Namely, tannins react similarly to alkali, giving rosy (with alum or tin salt), dark grey and black tones (with iron sulfate), as well as reddish-brown tones (with copper sulfate). A comparison of the results of dyeing experiments with texts found in ethnographic sources yields the conclusion that in the rustic environment, reddish-brown tones, as well as brown with a red tint, could be used as the equivalent of red (color tones designated by the word “red”).

The knowledge acquired during the research can be applied in textile dyeing today, when the use of natural dyes is gaining increasing popularity due to ecological and artistically aesthetic considerations. By understanding the processes that unfold during dyeing, it is possible to employ them to achieve a specific, planned result.

5. Conclusions

Although the ethnographic sources do not contain direct indications of the dyeing method used when dyeing with P. erecta and R. acetosa, it can be stated with a relatively high degree of certainty that the dye extract was prepared by pre-macerating the dye plants in a strong alkaline solution. In rural areas, a readily available raw material—alkali obtained from deciduous wood ash—could serve as a means of fermenting plants to produce red dye. The dye solution, obtained via aqueous extraction, mainly gives yellow-brown and greenish-brown tones, except for R. acetosa, which is mordanted with copper sulfate. The use of mordants may have expanded the range of shades previously denoted by the word “red” and the use of which, like other shades of red, could have a symbolic meaning.

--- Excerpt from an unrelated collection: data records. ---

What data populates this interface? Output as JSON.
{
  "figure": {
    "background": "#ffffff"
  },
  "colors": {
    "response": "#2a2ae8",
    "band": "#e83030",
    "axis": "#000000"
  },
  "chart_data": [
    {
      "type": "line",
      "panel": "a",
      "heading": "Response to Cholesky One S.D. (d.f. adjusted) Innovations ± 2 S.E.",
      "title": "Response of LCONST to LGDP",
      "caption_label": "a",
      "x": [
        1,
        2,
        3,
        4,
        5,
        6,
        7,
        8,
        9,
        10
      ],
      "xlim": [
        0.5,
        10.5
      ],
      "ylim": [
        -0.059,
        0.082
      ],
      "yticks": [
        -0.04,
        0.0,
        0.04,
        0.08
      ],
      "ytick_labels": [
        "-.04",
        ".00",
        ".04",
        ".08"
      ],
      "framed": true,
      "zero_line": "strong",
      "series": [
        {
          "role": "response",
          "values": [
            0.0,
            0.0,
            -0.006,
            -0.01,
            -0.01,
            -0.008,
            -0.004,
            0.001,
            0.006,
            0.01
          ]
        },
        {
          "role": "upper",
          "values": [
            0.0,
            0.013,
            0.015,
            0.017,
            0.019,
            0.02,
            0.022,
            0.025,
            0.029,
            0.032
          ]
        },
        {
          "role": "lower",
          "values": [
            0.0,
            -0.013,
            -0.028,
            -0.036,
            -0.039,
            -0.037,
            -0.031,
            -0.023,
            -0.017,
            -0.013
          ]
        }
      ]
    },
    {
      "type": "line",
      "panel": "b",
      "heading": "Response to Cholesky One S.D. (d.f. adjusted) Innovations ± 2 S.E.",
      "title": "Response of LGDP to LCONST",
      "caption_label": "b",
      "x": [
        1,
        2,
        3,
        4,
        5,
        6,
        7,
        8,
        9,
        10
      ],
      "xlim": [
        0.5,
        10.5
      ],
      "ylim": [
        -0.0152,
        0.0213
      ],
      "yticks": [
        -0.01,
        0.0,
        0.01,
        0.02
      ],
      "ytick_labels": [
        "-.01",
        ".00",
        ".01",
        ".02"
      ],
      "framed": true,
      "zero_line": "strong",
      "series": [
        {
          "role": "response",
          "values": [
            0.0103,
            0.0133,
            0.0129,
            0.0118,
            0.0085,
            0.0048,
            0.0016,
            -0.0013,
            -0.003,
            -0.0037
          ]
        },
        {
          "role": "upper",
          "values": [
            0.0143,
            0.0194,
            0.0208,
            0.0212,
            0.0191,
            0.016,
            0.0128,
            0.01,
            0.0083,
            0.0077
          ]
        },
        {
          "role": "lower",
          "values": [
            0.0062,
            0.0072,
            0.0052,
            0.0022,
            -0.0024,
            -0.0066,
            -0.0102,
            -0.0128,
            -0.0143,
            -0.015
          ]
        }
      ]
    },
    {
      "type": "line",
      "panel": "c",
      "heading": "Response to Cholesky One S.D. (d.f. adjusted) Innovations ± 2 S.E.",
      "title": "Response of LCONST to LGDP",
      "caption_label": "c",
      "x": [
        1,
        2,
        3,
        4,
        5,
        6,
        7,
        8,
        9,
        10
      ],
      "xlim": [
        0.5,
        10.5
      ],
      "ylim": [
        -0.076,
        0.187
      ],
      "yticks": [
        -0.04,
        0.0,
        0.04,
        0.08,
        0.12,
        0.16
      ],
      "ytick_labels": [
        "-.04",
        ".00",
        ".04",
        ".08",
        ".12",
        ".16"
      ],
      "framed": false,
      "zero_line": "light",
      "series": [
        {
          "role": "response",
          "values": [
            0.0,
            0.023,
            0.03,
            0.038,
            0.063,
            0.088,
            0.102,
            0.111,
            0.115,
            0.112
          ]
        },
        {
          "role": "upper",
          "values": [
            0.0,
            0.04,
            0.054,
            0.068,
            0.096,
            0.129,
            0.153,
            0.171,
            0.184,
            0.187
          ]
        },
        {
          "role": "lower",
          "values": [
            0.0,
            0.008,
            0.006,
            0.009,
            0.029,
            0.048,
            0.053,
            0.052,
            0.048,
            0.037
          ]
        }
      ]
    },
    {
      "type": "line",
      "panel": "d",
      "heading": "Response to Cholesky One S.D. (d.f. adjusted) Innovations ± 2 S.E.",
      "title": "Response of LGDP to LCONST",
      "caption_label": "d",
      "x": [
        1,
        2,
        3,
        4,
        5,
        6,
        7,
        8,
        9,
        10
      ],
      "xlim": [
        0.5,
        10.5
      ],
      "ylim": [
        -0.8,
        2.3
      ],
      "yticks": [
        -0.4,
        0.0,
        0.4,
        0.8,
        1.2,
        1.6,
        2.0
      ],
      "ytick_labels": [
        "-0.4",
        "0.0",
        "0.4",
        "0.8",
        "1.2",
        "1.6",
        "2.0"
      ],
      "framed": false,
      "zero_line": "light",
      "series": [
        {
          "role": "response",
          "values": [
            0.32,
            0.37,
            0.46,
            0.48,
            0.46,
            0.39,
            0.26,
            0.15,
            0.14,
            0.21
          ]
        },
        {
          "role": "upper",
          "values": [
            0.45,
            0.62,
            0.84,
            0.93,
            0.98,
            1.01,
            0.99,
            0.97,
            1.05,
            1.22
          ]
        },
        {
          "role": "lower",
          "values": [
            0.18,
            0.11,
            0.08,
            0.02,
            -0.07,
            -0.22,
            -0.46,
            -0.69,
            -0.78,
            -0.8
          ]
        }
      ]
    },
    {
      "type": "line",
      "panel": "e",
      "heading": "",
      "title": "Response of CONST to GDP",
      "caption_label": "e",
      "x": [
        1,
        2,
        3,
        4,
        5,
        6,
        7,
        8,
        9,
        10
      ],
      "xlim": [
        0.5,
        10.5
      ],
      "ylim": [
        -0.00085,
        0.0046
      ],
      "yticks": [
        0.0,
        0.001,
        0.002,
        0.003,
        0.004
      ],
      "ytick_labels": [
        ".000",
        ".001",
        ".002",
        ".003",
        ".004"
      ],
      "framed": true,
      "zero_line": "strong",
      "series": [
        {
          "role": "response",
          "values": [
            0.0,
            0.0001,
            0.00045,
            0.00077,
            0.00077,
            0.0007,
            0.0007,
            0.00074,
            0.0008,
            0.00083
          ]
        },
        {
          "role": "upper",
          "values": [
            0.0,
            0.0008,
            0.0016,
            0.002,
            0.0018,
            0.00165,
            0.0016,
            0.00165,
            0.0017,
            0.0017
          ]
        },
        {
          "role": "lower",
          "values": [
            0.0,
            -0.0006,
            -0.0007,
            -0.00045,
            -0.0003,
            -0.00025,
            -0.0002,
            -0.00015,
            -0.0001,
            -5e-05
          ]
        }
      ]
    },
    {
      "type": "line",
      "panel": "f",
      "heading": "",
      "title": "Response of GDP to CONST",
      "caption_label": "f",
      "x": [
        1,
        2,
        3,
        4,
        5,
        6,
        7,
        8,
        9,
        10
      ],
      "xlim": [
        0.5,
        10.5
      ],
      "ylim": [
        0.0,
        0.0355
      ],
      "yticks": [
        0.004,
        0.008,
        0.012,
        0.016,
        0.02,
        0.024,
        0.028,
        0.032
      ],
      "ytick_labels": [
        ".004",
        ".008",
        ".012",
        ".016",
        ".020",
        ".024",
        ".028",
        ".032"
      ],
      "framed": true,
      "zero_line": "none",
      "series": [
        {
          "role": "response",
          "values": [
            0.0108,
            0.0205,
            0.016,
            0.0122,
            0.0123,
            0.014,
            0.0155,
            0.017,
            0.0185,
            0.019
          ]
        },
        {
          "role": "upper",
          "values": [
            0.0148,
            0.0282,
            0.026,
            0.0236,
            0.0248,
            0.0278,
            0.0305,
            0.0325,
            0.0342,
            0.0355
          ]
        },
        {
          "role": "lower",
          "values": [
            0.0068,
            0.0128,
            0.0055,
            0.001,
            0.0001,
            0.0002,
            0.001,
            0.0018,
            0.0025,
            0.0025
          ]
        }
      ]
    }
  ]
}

The results indicated that a higher yield of rhizome extraction was achieved through the alkaline–aqueous maceration of P. erecta (420 ± 21 mg g⁻¹ DW) and the water maceration of R. acetosa (92 ± 4 mg g⁻¹ DW). FTIR studies demonstrate that the purified dye solution extracts contain procyanidins with properties resembling those of commercially available materials. The chromatographic composition of procyanidins isolated from the yarn aligns with the procyanidin profile of the dye solution, influenced somewhat by the mordants used to modify the fiber. Analyzing procyanidins shows that they can be quantitatively extracted using DMSO. The external standard method was applied to quantify and assess the procyanidin content in the samples, leading to the identification of catechin, epicatechin, A2, B2, B3, C1, and C2, in addition to four unidentified dimers with m/z 577 [M−H]⁻, two dimers with m/z 575 [M−H]⁻, three trimers with m/z 863 [M−H]⁻, and two trimers with m/z 865 [M−H]⁻ detected. Procyanidin B1 was not detected in any of the extracts. Results from RP-UPLC-MS demonstrated that greater binding of procyanidins to the fiber occurred when the dyed yarn was mordanted with copper (II) and aluminum (III). In these cases, the lowest procyanidin extract was obtained from the dyed yarn of both R. acetosa (0.40 ± 0.22 and 0.63 ± 0.28 mg g⁻¹ per wool) and P. erecta (15.94 ± 0.66 and 14.03 ± 0.88 mg g⁻¹ per wool), when using aqueous and alkaline–aqueous macerate solutions. One degradation product of hydrolyzable tannins, specifically ellagic acid, was isolated from the DMSO extract of P. erecta-dyed yarn, indicating the presence of ellagitannins or their derivatives. The most vibrant yarn color, varying from red, was achieved with R. acetosa using copper (II) as a mordant and with P. erecta using tin (II) as a mordant, which was previously treated with a dye solution from the alkaline–aqueous maceration. This indicates a significantly higher sorption volume of procyanidins on wool fibers, which, in synergy with hydrolyzable tannins, created a more intense tone both before and after mordant treatment. The results obtained from dye experiments revealed the condensed procyanidin content of the analyzed yarn samples and supported the hypothesis that the monomers, dimers, and trimers form the basis for color formation.